Ptak’s media silence of course also means that she’s not sharing any recipes.


So, when coming up with my own riff on a lemon elderflower cake (see the recipe here), I was more or less left to my own devices, save one authentic starting point: “The Violet Bakery Cookbook,” which Ptak published in 2015. I adapted a vanilla sponge cake from a loganberry-flavored dessert and a simple sugar-and-butter icing to which Ptak had added violet syrup.

I wanted multiple iterations of lemon and elderflower throughout my creation. To start, I used lemon zest as a fragrant addition to the batter, which I baked in three thin layers to avoid the hassle of cutting one large cake into even parts. Zest also makes an appearance in the frosting, along with a generous pour of lemon juice. I decided to get even more citrus in by sandwiching the cake layers with lemon curd, but on the advice of the queen of baking — Mary Berry, the former beloved judge of “The Great British Bake Off” (“The Great British Baking Show” to us Yanks) — I mixed it with whipped cream. Only in the course of writing this piece did I come across a line in Ptak’s book recommending the exact same thing. Kismet.

I was slightly more cautious with the elderflower initially, hoping to avoid a cake that smelled and tasted like potpourri. At first I dabbled with St-Germain elderflower liqueur, but I didn’t use enough, and it was too subtle. Next I turned to a lemon-elderflower cordial, which, when brushed several times over the sponge cake tasted — well, tasted what I imagine a warm spring breeze over the garden at Windsor Castle might taste like. I held onto the St-Germain for extra fortification — leave it out if you abstain — in the cake batter and frosting.

Rachel Jane Eardley, left, and Diane Pallett, part of Fiona Cairns’s team, put the finishing touches on the eight-tiered wedding cake for Prince William and his wife, Catherine, the Duchess of Cambridge, inside Buckingham Palace in 2011. (John Stillwell/Pool/Reuters)

The wedding of the Duke and Duchess of Cambridge (a.k.a. Prince Harry’s brother, Prince William, and his wife, nee Kate Middleton) in 2011 featured an eight-tier fruitcake clocking in at 220 pounds and measuring a little over three feet wide and three feet tall. It was made by a team led by pastry chef Fiona Cairns.

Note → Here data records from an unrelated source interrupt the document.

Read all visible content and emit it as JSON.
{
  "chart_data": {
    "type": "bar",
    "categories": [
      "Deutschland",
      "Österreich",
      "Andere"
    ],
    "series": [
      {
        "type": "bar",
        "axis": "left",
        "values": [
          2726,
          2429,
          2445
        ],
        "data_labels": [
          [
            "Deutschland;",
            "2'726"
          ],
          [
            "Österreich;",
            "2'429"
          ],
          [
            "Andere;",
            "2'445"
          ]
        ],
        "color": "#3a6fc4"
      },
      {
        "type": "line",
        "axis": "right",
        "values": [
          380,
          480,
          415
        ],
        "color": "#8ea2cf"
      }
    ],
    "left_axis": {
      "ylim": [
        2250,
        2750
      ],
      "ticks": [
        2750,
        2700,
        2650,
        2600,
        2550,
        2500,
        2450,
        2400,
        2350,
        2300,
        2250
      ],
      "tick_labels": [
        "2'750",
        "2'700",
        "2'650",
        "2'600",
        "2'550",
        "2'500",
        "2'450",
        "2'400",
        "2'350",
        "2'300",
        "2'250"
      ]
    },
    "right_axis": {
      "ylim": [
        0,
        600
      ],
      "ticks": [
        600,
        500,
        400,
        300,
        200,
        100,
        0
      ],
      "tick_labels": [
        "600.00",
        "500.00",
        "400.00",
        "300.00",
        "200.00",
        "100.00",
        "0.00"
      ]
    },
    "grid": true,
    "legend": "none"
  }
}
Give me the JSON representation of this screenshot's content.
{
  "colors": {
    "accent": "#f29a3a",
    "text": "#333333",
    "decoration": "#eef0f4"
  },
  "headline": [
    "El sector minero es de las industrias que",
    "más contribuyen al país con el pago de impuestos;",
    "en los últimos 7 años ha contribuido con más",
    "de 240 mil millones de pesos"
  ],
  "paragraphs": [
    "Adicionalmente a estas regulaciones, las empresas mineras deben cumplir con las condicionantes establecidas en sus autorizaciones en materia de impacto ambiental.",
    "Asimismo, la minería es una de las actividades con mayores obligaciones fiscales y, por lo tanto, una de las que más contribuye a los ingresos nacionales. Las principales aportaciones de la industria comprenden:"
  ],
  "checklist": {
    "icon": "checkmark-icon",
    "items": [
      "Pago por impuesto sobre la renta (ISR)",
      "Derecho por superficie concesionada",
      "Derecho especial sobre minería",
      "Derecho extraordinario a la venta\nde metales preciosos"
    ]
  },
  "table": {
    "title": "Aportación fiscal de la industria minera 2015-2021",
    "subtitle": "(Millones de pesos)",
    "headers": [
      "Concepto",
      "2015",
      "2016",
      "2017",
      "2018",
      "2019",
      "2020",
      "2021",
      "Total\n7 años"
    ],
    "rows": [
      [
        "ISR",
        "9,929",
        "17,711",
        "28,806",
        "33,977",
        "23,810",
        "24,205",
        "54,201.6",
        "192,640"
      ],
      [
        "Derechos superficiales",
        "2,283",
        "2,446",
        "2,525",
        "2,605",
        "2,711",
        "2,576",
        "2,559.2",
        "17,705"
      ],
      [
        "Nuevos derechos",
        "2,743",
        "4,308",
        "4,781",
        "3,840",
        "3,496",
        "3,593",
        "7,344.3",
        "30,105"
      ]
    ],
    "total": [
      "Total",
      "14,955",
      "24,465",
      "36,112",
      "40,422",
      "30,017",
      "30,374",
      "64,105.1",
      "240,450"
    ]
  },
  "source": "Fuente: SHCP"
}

That creation is downright modest compared with the cakes of some of the princes’ ancestors. Their great-grandparents, the Duke of York/future King George VI and Lady Elizabeth Bowes-Lyon (later the Queen Mother), had a nine-foot, three-tier, 800-pound cake from McVitie and Price biscuit company in 1923. When the future Queen Elizabeth II and Philip Mountbatten (now Prince Philip, the Duke of Edinburgh), the princes’ grandparents, married in 1947, they, too, had a nine-foot McVitie’s wedding cake, though this one was spread over four tiers. It was the official wedding cake among the 11 the couple received.

Similar to other long-held traditions — wearing a white wedding dress, Christmas trees — the showpiece wedding cake was popularized by a pair of legendary forebears, Queen Victoria and Prince Albert, says British food historian Annie Gray. (Many previous royal weddings were small, even private, affairs. See: Henry VIII.) Their 300-pound, nine-foot-wide round cake featured foot-high sugar models of the royal couple . . . wearing togas. Tiers began to evolve with the weddings of Queen Victoria’s children, as did vases of flowers on top. When Prince Harry’s parents, Prince Charles and Princess Diana, were married in 1981, their five-tier cake was topped with roses, lilies of the valley and orchids.